Saturday, September 17, 2005

PDC: Shared Bytes, Private Bytes and Fixups



I attended both of Rico Mariani's CLR performance talks and I thought they were great. Actually, my biggest complaint was that they were both only 45 minutes long. I left wanting more...

One of the things he talked about a lot was private bytes, shared bytes and fixups. He went over them in his presentation but I needed to catch up with him to ensure that I was getting the whole picture. Here is what I found:

Shared Bytes vs Private Bytes
A shared byte is one that can be shared across multiple processes. A private byte cannot. So what bytes qualify as shareable? Unaltered pages of a dll where the backing file for that dll is not the page file but the dll itself.

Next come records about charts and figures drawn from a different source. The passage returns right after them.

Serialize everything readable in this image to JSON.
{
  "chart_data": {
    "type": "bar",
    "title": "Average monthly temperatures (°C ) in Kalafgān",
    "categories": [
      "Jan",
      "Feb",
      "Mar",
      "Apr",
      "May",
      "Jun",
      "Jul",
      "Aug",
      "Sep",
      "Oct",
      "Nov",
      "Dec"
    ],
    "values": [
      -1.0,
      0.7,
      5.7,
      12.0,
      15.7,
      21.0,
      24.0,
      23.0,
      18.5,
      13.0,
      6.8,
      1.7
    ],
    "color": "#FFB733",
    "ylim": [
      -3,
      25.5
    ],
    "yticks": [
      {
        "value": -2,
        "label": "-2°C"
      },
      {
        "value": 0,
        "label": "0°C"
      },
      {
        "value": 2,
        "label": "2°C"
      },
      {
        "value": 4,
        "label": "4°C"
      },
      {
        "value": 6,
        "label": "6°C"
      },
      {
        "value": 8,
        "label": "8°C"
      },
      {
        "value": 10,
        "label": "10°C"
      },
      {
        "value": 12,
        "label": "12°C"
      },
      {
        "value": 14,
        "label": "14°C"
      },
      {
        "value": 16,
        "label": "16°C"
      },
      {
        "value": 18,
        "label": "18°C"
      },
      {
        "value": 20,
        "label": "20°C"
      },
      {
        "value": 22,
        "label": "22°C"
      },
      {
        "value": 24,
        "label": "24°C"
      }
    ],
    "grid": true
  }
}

Anytime a page of code or data from a dll needs to change for a particular process, it is marked dirty and becomes private. This can occur on pages that have references to objects on the heap, pages that have code offsets that get modified after load time, or on pages in the data segment that change.

A quick way to have almost all of your dll marked private is to have it rebased during load time.

This concept mainly applies to NGEN'd images as non-NGEN'd images mainly consist of IL that will be JIT compiled on the loader heap and therefore will all be private. The IL is shared, but it is discarded after JIT anyhow.

It's important to realize that the benefit of shared bytes are just that: that they can be shared across multiple processes and their cost can be amortized across the number of processes using those bytes. For assemblies like the .Net Framework assemblies, having shared bytes is a clear benefit. That said, in non-sharing cases, optimizing for shared bytes may sub-optimize your code so caveat emptor.

Fixups
The term "fixups" refers to "fixing up" an address in the code to a new address. Since this modifies a page for a given process, any page that has a fixup, also becomes private.

Reducing Private Bytes
The following are some ways you can reduce the number of private bytes:
  • put code that will be private together such that the number of pages that need to be marked private is decreased
  • prevent rebasing
  • fix addresses so that they don't become a fixup

String Freezing and Hard Binding
String Freezing and Hard Binding are both great examples of how the concepts above are being applied.

In .Net 2.0, you can mark an assembly such that it will freeze its string literals. What that means is that all of the strings in that assembly will be put in a separate segment (during NGEN) so that all of the references to string literals will not require a fixup.

The reason strings need fixups is because the literals need to be wrapped in a string instance and the code then points to those instances.

With string freezing, there is a benefit in that the string isn't duplicated in the literal and the string instance as well as the reduction in private pages. Note as well that those string instances are interned (with opt in/opt out in whibey see the article here) to avoid duplication.

The downside of string freezing is that such an assembly cannot be unloaded -- because the reference to that string now resides in a segment of that dll instead of on the heap and code in other assemblies may be depending on that reference.

Hard binding refers to another new NGEN feature where NGEN assumes that a reference from one assembly to another is always going to be there. That allows NGEN to hard code offsets from one assembly to another reducing the need for load time fixups.

The downside is that any assemblies that are hard bound will be loaded at the same time as the referencing assembly. This is in order to guarantee that the desired load addresses are gotten.

Finally
One of the things Rico mentioned in his talk at the PDC, was that there have been a lot of improvements in the area of shared bytes and working set in Whidbey. That will be really helpful for the performance of your .Net applications.

Looking forward to Whidbey. Thanks Rico for taking the time to explain this to me.